Saturday, October 8, 2022

Dryden, Ontario

 



Not only does Canada have a Continental Divide, it also has an Arctic Divide, an east-west line that is the separation point of rivers running into Hudson Bay and on into the Arctic and rivers funneling into the Great Lakes.  It’s not as far north as one might suppose, as I crossed it yesterday, well from the Arctic Circle, though not its cold winds. A northerly dropped the temperature to the twenties with it just twenty-seven when I broke camp my first night north of the Arctic Divide.  The cold wind even brought a few late afternoon snow flurries.

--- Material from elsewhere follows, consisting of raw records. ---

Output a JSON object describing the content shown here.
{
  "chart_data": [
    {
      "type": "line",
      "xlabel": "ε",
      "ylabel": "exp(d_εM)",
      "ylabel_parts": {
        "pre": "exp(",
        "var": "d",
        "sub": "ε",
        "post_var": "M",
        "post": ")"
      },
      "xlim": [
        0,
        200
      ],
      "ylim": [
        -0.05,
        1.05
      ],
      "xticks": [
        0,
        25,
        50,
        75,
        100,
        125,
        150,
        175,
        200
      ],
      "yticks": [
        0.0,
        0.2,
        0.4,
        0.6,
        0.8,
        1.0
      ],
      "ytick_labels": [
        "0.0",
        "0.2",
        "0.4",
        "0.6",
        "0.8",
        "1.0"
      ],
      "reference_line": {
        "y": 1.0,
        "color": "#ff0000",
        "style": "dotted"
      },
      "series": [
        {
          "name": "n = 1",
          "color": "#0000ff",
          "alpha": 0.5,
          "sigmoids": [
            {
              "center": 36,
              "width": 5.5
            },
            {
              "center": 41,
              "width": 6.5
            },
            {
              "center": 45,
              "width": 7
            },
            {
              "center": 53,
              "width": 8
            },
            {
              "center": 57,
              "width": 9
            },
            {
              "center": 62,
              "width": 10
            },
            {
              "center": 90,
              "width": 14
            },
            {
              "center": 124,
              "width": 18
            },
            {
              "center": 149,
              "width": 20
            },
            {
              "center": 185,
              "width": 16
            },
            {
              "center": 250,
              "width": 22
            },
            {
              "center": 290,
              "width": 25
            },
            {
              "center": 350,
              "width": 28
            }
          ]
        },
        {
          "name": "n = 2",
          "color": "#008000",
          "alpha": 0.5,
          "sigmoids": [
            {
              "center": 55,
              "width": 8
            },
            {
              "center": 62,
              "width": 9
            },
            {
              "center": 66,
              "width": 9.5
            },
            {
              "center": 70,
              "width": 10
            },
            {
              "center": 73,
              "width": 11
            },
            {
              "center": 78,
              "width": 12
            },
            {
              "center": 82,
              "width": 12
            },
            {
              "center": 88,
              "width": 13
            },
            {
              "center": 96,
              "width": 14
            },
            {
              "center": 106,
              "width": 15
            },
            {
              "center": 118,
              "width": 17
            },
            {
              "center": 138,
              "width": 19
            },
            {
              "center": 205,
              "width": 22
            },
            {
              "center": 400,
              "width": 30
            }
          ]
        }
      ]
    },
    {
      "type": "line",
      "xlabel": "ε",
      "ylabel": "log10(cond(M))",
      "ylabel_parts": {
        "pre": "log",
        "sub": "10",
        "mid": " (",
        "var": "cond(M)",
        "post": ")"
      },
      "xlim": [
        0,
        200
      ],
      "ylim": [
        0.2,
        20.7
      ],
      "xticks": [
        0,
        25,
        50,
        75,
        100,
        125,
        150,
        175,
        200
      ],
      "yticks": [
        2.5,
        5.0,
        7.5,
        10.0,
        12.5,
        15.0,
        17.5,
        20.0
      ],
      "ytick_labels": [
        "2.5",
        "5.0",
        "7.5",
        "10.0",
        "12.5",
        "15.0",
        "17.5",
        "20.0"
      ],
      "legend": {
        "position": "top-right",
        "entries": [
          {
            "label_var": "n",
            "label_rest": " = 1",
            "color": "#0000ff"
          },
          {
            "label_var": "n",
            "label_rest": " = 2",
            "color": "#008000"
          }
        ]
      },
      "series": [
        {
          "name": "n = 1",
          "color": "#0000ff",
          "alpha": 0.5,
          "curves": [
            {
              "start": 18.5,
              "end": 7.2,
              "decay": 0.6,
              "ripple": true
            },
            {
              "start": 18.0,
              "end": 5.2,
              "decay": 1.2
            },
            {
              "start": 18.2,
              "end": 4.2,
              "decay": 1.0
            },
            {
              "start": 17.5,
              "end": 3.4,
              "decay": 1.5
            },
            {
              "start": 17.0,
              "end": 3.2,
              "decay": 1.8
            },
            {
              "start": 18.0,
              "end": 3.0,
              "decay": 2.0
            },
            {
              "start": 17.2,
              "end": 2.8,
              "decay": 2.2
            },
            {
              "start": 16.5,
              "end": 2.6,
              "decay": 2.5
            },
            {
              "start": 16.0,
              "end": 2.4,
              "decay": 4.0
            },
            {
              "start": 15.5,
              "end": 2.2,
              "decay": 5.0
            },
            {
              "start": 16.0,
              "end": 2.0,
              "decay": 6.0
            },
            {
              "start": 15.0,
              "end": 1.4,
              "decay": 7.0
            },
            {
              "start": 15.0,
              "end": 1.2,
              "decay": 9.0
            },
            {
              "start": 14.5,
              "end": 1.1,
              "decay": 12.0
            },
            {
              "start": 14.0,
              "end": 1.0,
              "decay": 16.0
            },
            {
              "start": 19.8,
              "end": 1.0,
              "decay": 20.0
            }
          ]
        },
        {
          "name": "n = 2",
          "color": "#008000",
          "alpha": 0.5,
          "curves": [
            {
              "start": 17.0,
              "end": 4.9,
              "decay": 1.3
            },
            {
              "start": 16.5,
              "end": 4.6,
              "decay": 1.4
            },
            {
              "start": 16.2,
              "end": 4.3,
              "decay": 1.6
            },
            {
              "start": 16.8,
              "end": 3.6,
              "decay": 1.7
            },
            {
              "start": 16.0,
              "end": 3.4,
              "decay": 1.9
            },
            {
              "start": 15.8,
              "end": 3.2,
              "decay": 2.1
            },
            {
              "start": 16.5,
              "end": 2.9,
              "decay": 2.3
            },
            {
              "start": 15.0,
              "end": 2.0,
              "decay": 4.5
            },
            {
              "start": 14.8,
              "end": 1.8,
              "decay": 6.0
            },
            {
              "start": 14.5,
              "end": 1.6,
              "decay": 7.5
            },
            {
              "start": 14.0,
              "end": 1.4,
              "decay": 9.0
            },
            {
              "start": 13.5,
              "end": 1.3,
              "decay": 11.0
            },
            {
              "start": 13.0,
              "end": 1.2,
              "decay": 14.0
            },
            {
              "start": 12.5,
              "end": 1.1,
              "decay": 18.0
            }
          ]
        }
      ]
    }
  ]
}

I couldn’t have been happier when I came upon a picnic area with heated rest rooms and a pair of electric outlets.  With towns few and far between in this wilderness area it’d been several hours before I’d come upon a place offering warmth to stop and rest and eat. I was hoping such rest areas would be a feature of this main artery that continues on to Winnipeg and Vancouver, but the only rest area in the next one hundred miles merely offered latrines.  That was a bummer, what with the temperature just above freezing.

It takes a long time for the sun to raise the temperature, barely one degree per hour.  It wasn’t until after noon when it edged above freezing.  Any billboard in the distance is a welcome site, as they often announce an inn or cafe and how many kilometers further it might be. It’s usually twenty or more kilometers, but at least it gives me something to look forward to.  

One sign offered cabins for twenty-five dollars per person.  I’d have seized upon that if it had come at the end of the day.  One resort on a lake advertised “water-proof cabins.”  Others advertised air-conditioning and WiFi.  I did come upon a solitary rustic motel near dusk several days ago.  There were no cars parked in front of its eight rooms, so I feared it might not be open.  The woman in the office said rooms went for $101 including tax.  I asked if she’d take $70.  She testily snapped, “I’ll take $101,”  evidently tired of others asking for a discount.  So I had a pleasant night in my tent and was $70 richer and she $70 poorer.  It just meant I had to wait until late the next afternoon for WiFi and the chance to add some charge to my devices and batteries other than what my generator hub could provide.

With two sleeping bags, or more a sleeping bag and a zippered blanket, as the Marlboro bag essentially amounts to, I do not fear subfreezing temperatures, though I did have to put on a sweater during the coldest night.  My gloves aren’t much good when the temperature dips below forty, forcing me to put plastic bags over them.  But no more, as the road offered up a pair of large worker’s gloves with reflective bands that fit over my gloves.  As always, the road provides. 


Even though I’m traveling on a main artery,  the service stations can be seventy-five miles or more apart.  Signs warn “Check your fuel level, Limited services.”   Half the traffic is 18-wheelers.  The road is only two lanes wide, but there is usually an ample shoulder for me and the truckers generally pass wide.  Every ten miles or so a sign announces an upcoming passing lane that extends for a mile or so. The speed limit is a sane fifty-six miles per hour (ninety kilometers) and a stiff fine of ten thousand dollars and the immediate impounding of one’s vehicle should one exceed the limit by thirty one miles per hour (fifty kilometers) to eighty-seven miles per hour.  Needless to say, motorists abide by the speed limit. 


The terrain is hilly so the road has few straightaways as it follows the contours of the forested land.  It is so lightly settled it has been proposed as a repository for nuclear wastes, an issue that also generates signs.


Other signs warn of moose. 


Dryden with a population of 8,000 is the first genuine town I’ve come upon in over two hundred miles since Thunder Bay.  Ignace with 1,000 residents has been the only other with more than a handful of residents.  It had the first franchise food outlet since Thunder Bay, a Subway.  It didn’t offer WiFi so I had to find some place else for my break.  

I was shocked to learn there was a library a block away.  I didn’t have to ask if it had WiFi, as a sign on the door gave the WiFi password (letsjustread) for those who come by when the library is closed.  I had two days of podcasts to download and another attempt to add photos to my last blog post, which the previous WiFi wasn’t strong enough to do.  I thought I was going to have a couple hundred  miles without a library between Thunder Bay and Dryden, so it was totally unexpected—one I won’t soon forget.  It felt toasty warm, but the thermometer on my cyclometer reported its temperature was only sixty-three degrees.

I continued until dark getting to within forty-eight miles of Dryden, the same distance I’d left myself the previous two days from my campsite to the next outpost.  With the prevailing westerly, k that could take five or six hours, a long start to the day.  I’m not much more than one hundred miles north of the border, but I feel as if I’m on the fringes of civilization, not a bad feeling at all.